— И у меня, вероятно, тоже прочли в душе? — иронически осведомился капитан Томсет.
— И очень легко, приятель, — отвечал тот, все еще сохраняя, хотя и с видимым усилием, свое судейское спокойствие и достоинство. — Видал я таких и прежде. Помню в особенности одного; он теперь отсиживает свои четырнадцать лет, бедняга! Но вы не бойтесь, капитан: ваша тайна у мена совершенно сохранна.
Капитан Томсет вскочил и забегал взад вперед по каюте, но капитан Стубс оставался совершенно хладнокровен. По его словам, он видал таких и прежде. Они представляли собой интересный материал для любителя изучать человеческую природу, и он смотрел на своего посетителя с видом участливого любопытства. Наконец, капитан Томсет не выдержал: он уселся опять на место и, чтобы спасти свое доброе имя, пожертвовал репутацией Джорджа.

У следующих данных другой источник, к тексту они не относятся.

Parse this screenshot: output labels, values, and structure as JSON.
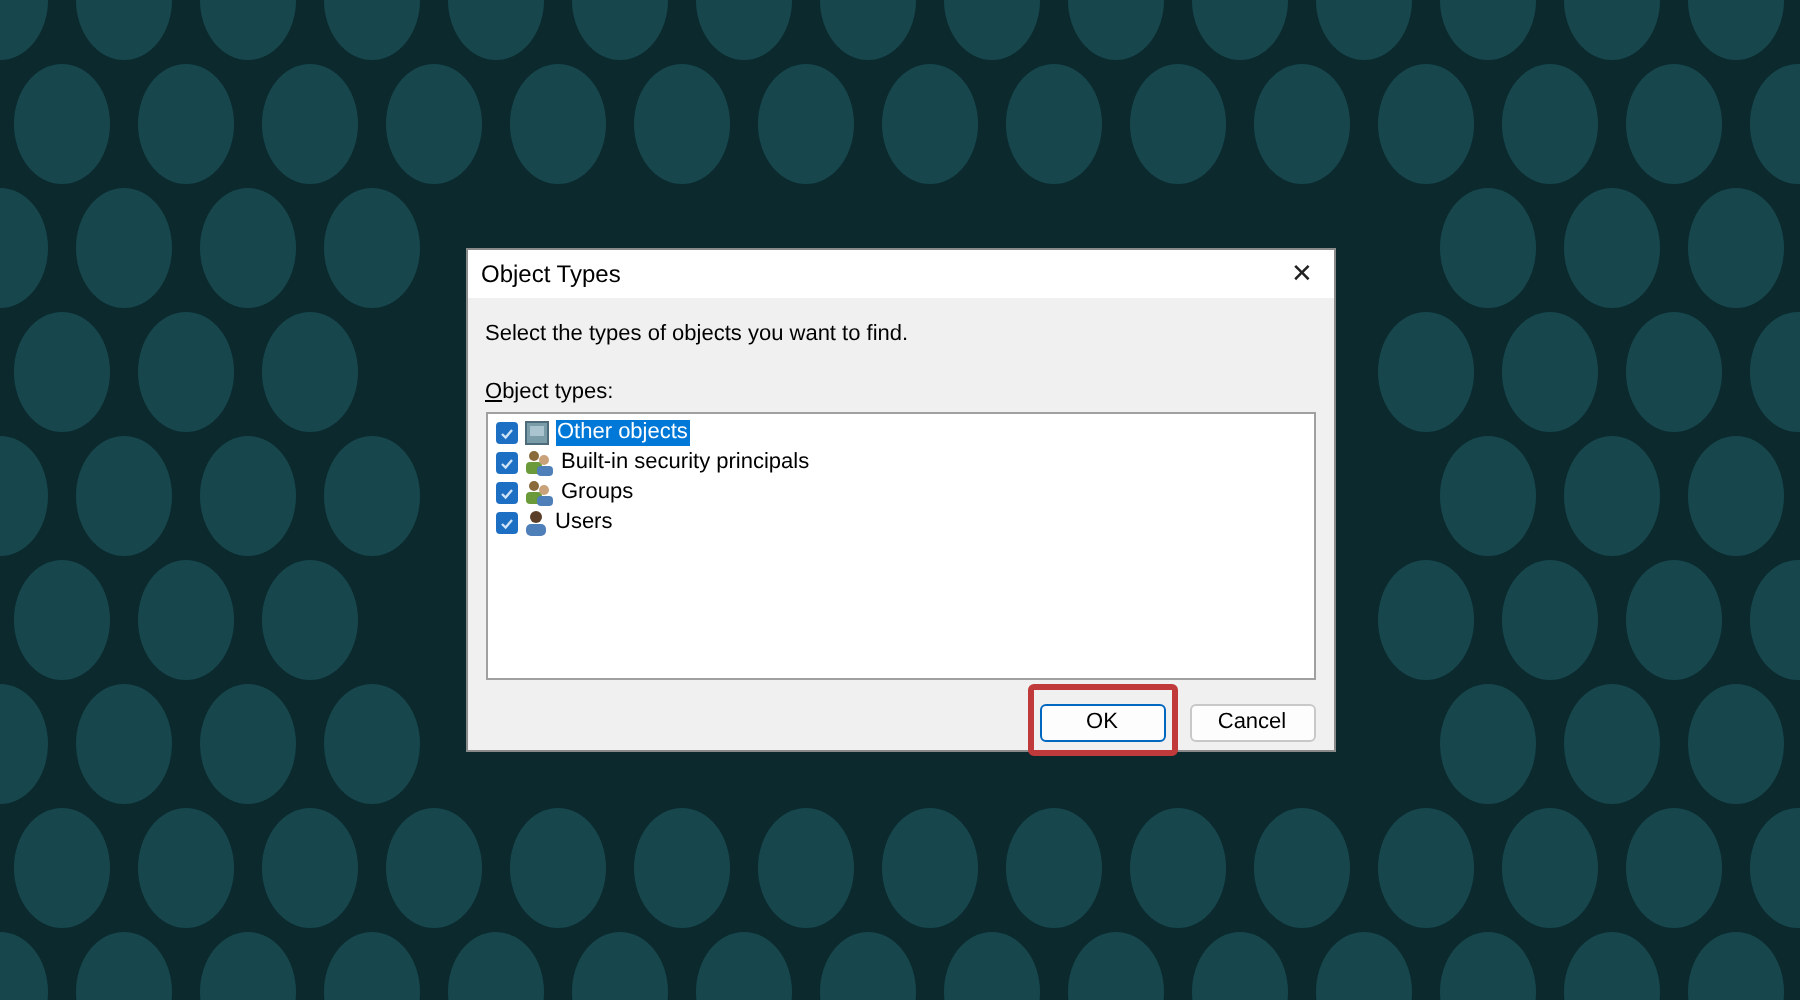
{
  "dialog": {
    "title": "Object Types",
    "close": "✕",
    "instruction": "Select the types of objects you want to find.",
    "list_label": "Object types:",
    "items": [
      {
        "label": "Other objects",
        "kind": "computer",
        "checked": true,
        "selected": true
      },
      {
        "label": "Built-in security principals",
        "kind": "group",
        "checked": true,
        "selected": false
      },
      {
        "label": "Groups",
        "kind": "group",
        "checked": true,
        "selected": false
      },
      {
        "label": "Users",
        "kind": "user",
        "checked": true,
        "selected": false
      }
    ],
    "buttons": [
      {
        "label": "OK",
        "default": true,
        "highlighted": true
      },
      {
        "label": "Cancel",
        "default": false,
        "highlighted": false
      }
    ]
  }
}
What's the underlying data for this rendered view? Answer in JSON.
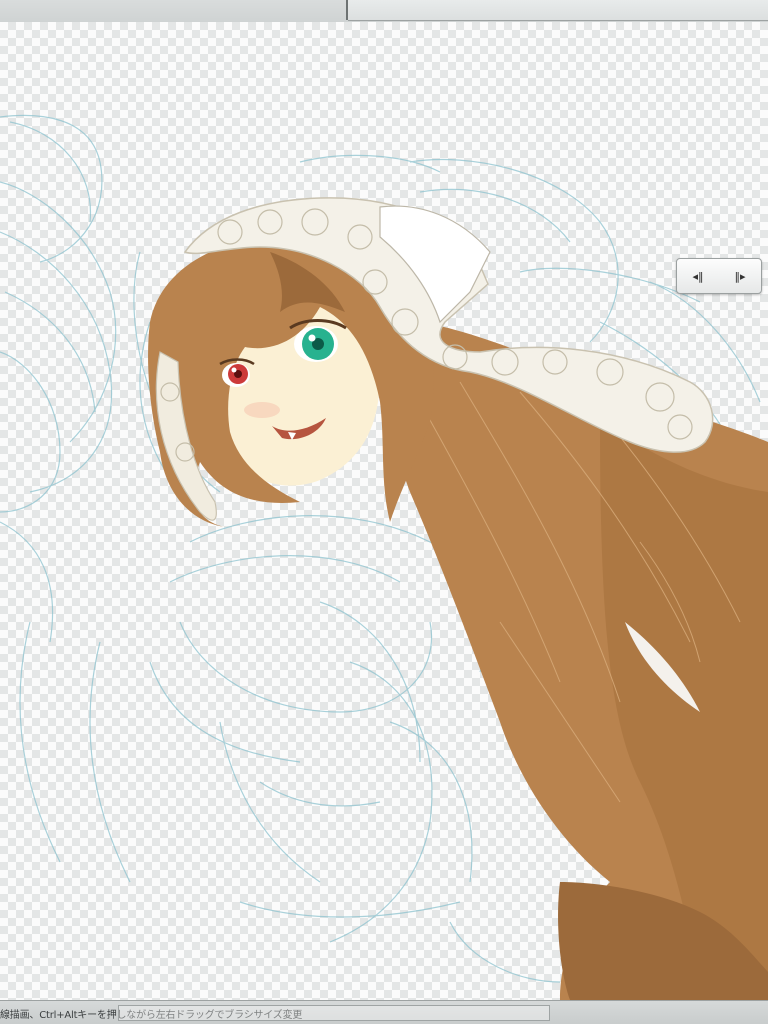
{
  "status_bar": {
    "hint_text": "線描画、Ctrl+Altキーを押しながら左右ドラッグでブラシサイズ変更"
  },
  "frame_nav": {
    "prev_icon": "◂‖",
    "next_icon": "‖▸"
  },
  "colors": {
    "hair": "#b9834e",
    "hair_shadow": "#9c6a3b",
    "skin": "#fbf0d4",
    "headdress": "#f4f1e8",
    "sketch_line": "#8ec3cf",
    "left_eye": "#cc3a3a",
    "right_eye": "#27b28f"
  }
}
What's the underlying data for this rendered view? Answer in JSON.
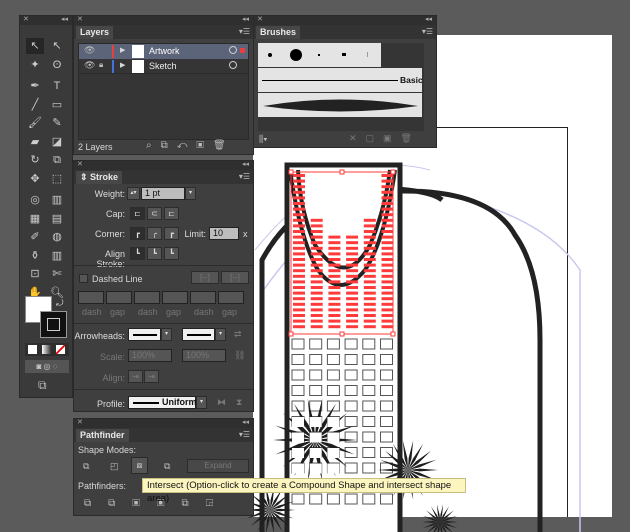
{
  "layers_panel": {
    "tab": "Layers",
    "layers": [
      {
        "name": "Artwork",
        "color": "#e84040",
        "selected": true,
        "locked": false
      },
      {
        "name": "Sketch",
        "color": "#4a70e0",
        "selected": false,
        "locked": true
      }
    ],
    "count": "2 Layers"
  },
  "brushes_panel": {
    "tab": "Brushes",
    "basic_label": "Basic"
  },
  "stroke_panel": {
    "tab": "Stroke",
    "weight_label": "Weight:",
    "weight_value": "1 pt",
    "cap_label": "Cap:",
    "corner_label": "Corner:",
    "limit_label": "Limit:",
    "limit_value": "10",
    "limit_unit": "x",
    "align_label": "Align Stroke:",
    "dashed_label": "Dashed Line",
    "dashed_checked": false,
    "dash_labels": [
      "dash",
      "gap",
      "dash",
      "gap",
      "dash",
      "gap"
    ],
    "arrowheads_label": "Arrowheads:",
    "scale_label": "Scale:",
    "scale_values": [
      "100%",
      "100%"
    ],
    "arrow_align_label": "Align:",
    "profile_label": "Profile:",
    "profile_value": "Uniform"
  },
  "pathfinder_panel": {
    "tab": "Pathfinder",
    "shape_modes_label": "Shape Modes:",
    "expand_label": "Expand",
    "pathfinders_label": "Pathfinders:"
  },
  "tooltip": "Intersect (Option-click to create a Compound Shape and intersect shape area)",
  "colors": {
    "selection": "#ff3b3b",
    "layer_highlight": "#5b6478",
    "canvas": "#5b5b5b"
  }
}
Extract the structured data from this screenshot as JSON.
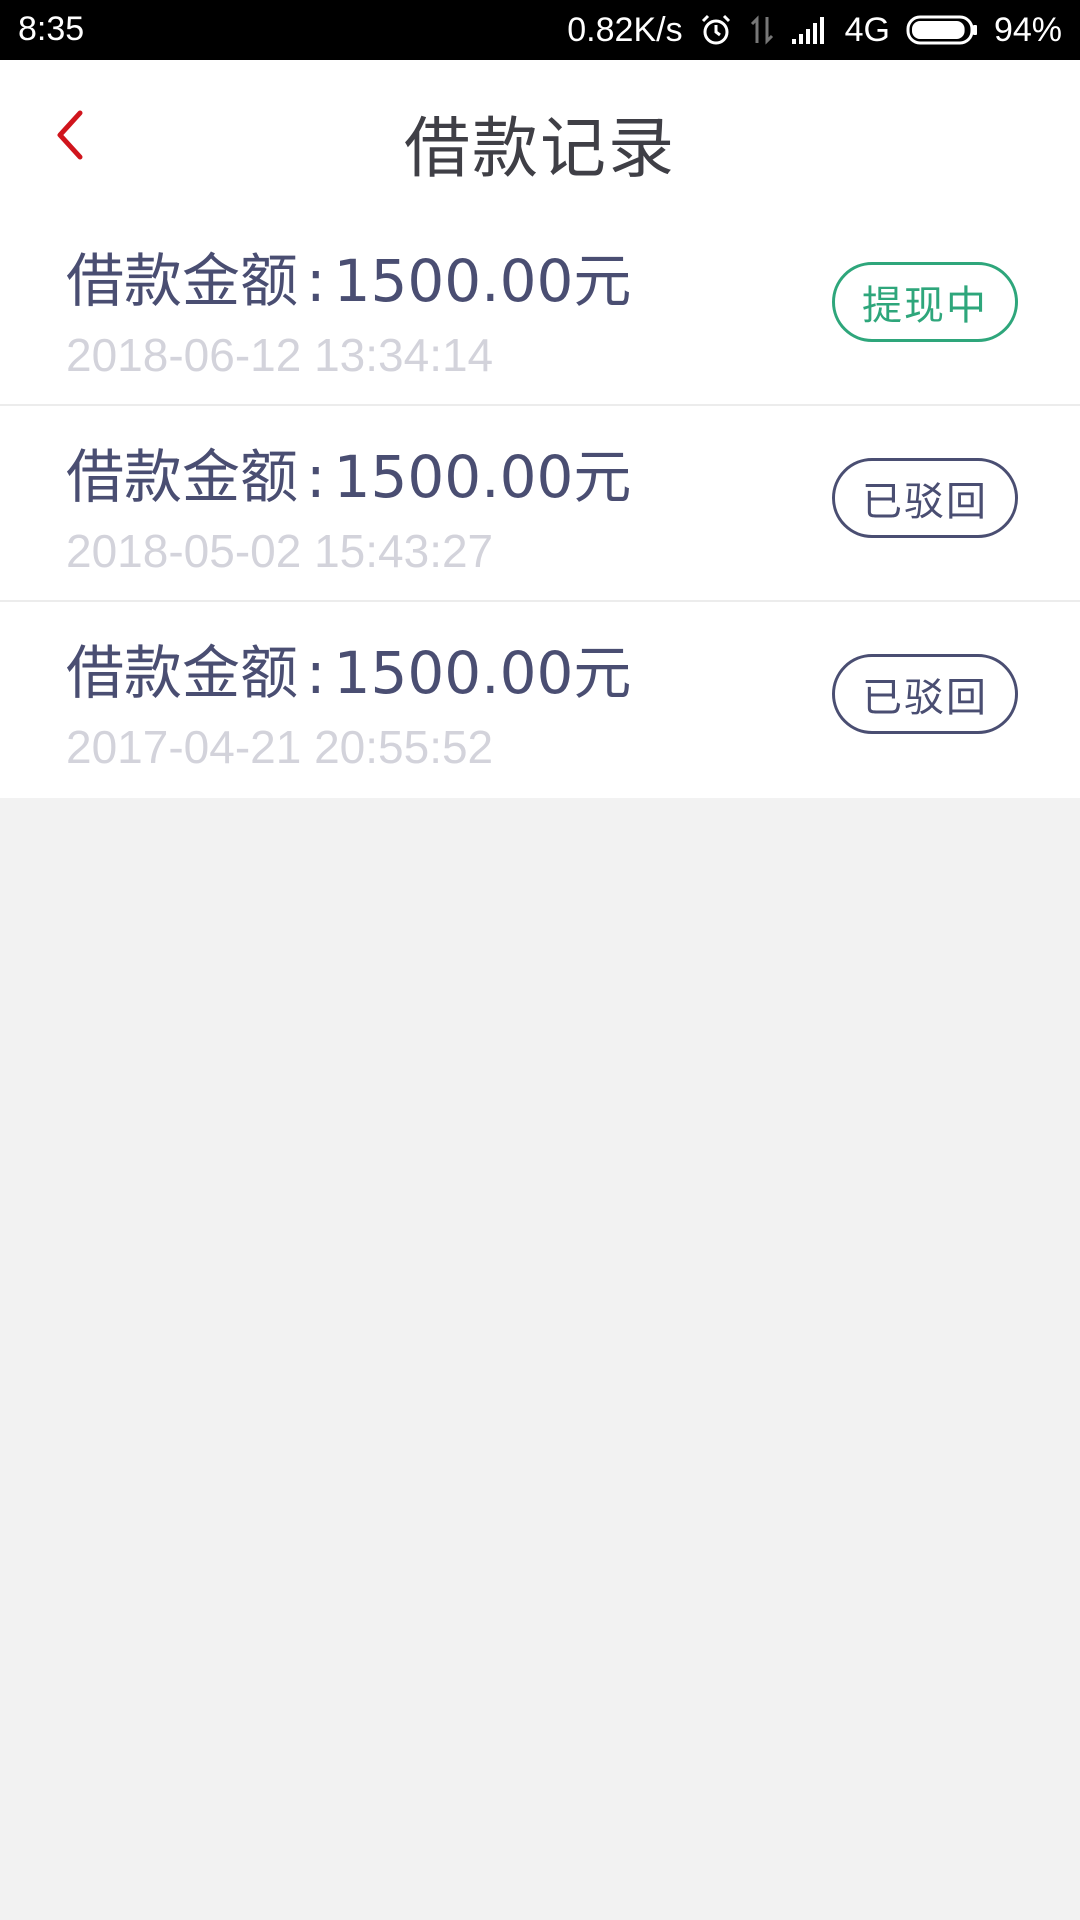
{
  "status_bar": {
    "time": "8:35",
    "net_speed": "0.82K/s",
    "network": "4G",
    "battery": "94%",
    "battery_level": 0.94
  },
  "header": {
    "title": "借款记录",
    "back_icon": "chevron-left-icon",
    "back_color": "#d0151d"
  },
  "records": [
    {
      "label": "借款金额",
      "colon": ":",
      "amount": "1500.00元",
      "date": "2018-06-12 13:34:14",
      "status": "提现中",
      "status_color": "#2ea67b"
    },
    {
      "label": "借款金额",
      "colon": ":",
      "amount": "1500.00元",
      "date": "2018-05-02 15:43:27",
      "status": "已驳回",
      "status_color": "#4a4e72"
    },
    {
      "label": "借款金额",
      "colon": ":",
      "amount": "1500.00元",
      "date": "2017-04-21 20:55:52",
      "status": "已驳回",
      "status_color": "#4a4e72"
    }
  ]
}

— Я так и знал, что это — или вы сами, или кто-нибудь такой, в ком ваше доброе сердце заставляет вас принимать участие, — сказал сконфуженный Стубс, принимаясь снова за прерванную игру. — Вы не можете совладать с своим лицом, капитан. Пока вы думали об опасности, которой подвергается этот бедный малый, оно так и содрогалось у вас от волнения. Оно ввело меня в заблуждение, сознаюсь, но ведь не часто приходится встречаться с таким чувствительным сердцем, как ваше.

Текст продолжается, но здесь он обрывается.